Rod was a columnist for the Andover News Network, where he wrote over two hundred articles on web design and development issues. He was also principal writer and Editor for IT Manager's Journal, where he reviewed technology issues weekly, producing 383 editorials. He became the Managing Editor for Electronic Mail/Newsletter Publications at Andover.net at the end of February, 2000, and left in September of the same year. He was a contributing writer for ACCESS magazine, which appeared both on- and offline for 10 million readers in 100 newspapers like the San Francisco Chronicle, New York Post, Boston Herald, Austin American-Statesman, Denver Post and Orlando Sentinel, among others. Rod was the US reporter for Silicon.com, a division of Network Multimedia Television in London, UK, reaching 3.5 million European readers, until May, 2001.

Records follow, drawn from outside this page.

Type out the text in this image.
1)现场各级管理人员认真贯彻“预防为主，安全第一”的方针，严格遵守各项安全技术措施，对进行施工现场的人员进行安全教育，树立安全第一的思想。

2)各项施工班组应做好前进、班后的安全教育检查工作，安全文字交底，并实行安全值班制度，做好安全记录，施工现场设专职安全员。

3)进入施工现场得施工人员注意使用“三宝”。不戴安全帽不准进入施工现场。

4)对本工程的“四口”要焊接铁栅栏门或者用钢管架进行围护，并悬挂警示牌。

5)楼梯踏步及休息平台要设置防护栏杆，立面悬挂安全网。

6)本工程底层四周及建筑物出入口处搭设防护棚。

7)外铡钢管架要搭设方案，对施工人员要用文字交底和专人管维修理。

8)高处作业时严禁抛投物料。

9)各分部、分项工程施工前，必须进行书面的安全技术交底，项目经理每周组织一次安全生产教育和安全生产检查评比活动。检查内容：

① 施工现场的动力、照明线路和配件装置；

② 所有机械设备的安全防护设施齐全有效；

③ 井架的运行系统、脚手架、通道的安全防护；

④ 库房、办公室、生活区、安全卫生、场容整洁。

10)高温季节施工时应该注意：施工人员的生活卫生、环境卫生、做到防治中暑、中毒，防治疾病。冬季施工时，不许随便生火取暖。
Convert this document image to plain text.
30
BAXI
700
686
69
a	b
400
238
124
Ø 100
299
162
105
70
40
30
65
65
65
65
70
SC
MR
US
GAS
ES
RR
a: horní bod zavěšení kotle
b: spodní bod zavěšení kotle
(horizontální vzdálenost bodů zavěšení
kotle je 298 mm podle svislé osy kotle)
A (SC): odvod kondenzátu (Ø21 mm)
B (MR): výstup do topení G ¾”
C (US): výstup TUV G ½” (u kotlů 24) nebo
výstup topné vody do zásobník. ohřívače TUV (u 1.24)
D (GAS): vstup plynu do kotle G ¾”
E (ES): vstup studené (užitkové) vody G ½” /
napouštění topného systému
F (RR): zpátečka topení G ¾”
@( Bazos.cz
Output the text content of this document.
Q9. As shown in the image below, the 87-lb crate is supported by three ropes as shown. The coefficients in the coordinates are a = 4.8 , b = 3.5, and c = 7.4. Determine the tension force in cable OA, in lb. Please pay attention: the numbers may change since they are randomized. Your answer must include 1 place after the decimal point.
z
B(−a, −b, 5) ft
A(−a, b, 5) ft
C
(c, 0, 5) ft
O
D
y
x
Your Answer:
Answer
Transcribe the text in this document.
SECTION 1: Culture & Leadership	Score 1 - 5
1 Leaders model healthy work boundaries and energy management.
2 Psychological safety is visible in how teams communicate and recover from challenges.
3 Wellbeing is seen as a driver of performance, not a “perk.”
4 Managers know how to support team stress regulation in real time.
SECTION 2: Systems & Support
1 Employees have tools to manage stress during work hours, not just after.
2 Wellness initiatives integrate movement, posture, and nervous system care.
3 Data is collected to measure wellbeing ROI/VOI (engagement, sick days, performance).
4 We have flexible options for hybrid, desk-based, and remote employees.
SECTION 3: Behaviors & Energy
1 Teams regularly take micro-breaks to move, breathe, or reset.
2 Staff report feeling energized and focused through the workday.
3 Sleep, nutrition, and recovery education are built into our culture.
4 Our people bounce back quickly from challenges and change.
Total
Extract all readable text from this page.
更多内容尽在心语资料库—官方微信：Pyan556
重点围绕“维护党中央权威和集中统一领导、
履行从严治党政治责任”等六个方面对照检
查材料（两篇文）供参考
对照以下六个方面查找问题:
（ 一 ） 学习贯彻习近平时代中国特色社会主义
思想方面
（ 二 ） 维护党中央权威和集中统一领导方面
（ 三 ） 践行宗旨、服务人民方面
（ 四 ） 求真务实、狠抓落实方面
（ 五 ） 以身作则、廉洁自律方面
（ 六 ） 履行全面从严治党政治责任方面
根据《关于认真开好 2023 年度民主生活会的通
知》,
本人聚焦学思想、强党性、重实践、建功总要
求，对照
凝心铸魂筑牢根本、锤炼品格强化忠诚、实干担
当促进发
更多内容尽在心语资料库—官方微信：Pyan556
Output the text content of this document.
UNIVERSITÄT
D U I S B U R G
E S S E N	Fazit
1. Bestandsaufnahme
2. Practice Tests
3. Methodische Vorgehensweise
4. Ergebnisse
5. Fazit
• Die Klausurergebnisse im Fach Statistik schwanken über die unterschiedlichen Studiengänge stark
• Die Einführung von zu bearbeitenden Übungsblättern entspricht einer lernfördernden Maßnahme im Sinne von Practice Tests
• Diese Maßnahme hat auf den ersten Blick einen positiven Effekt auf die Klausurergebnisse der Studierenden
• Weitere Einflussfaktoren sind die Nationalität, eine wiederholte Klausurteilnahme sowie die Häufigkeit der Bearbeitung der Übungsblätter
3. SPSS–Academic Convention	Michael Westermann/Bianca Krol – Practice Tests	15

Last year he worked as Assistant to the General Manager of a Big Easy company that does restaurants and nightclubs. (Think: The Boy.) Oh yeah, Rod's had Day Jobs working construction. Mostly renovations of old New Orleans structures, houses and a bar. Sometimes he designs Web sites for other people so that he can get his creative juices flowing the way he can't at a staid publication like this one. And he's been the instructor in Editing for Internet Publications at the Novi Sad School of Journalism in Yugoslavia. Right now our Resident Philosopher has joined the pantheon of New Orleans bartenders and still doesn't know when he'll have a "permanent residence" that he likes.. In his spare time, he chases women in the manner that a fly pursues a spider. Our winking 'Smiley'.

Rod lives in New Orleans, Louisiana. This town is eroding his normal sense of driven purpose. He wants to live somewhere civilized when he grows up. Wish him Luck.

He continues to be committed to integrity, chastity and a dose of humility.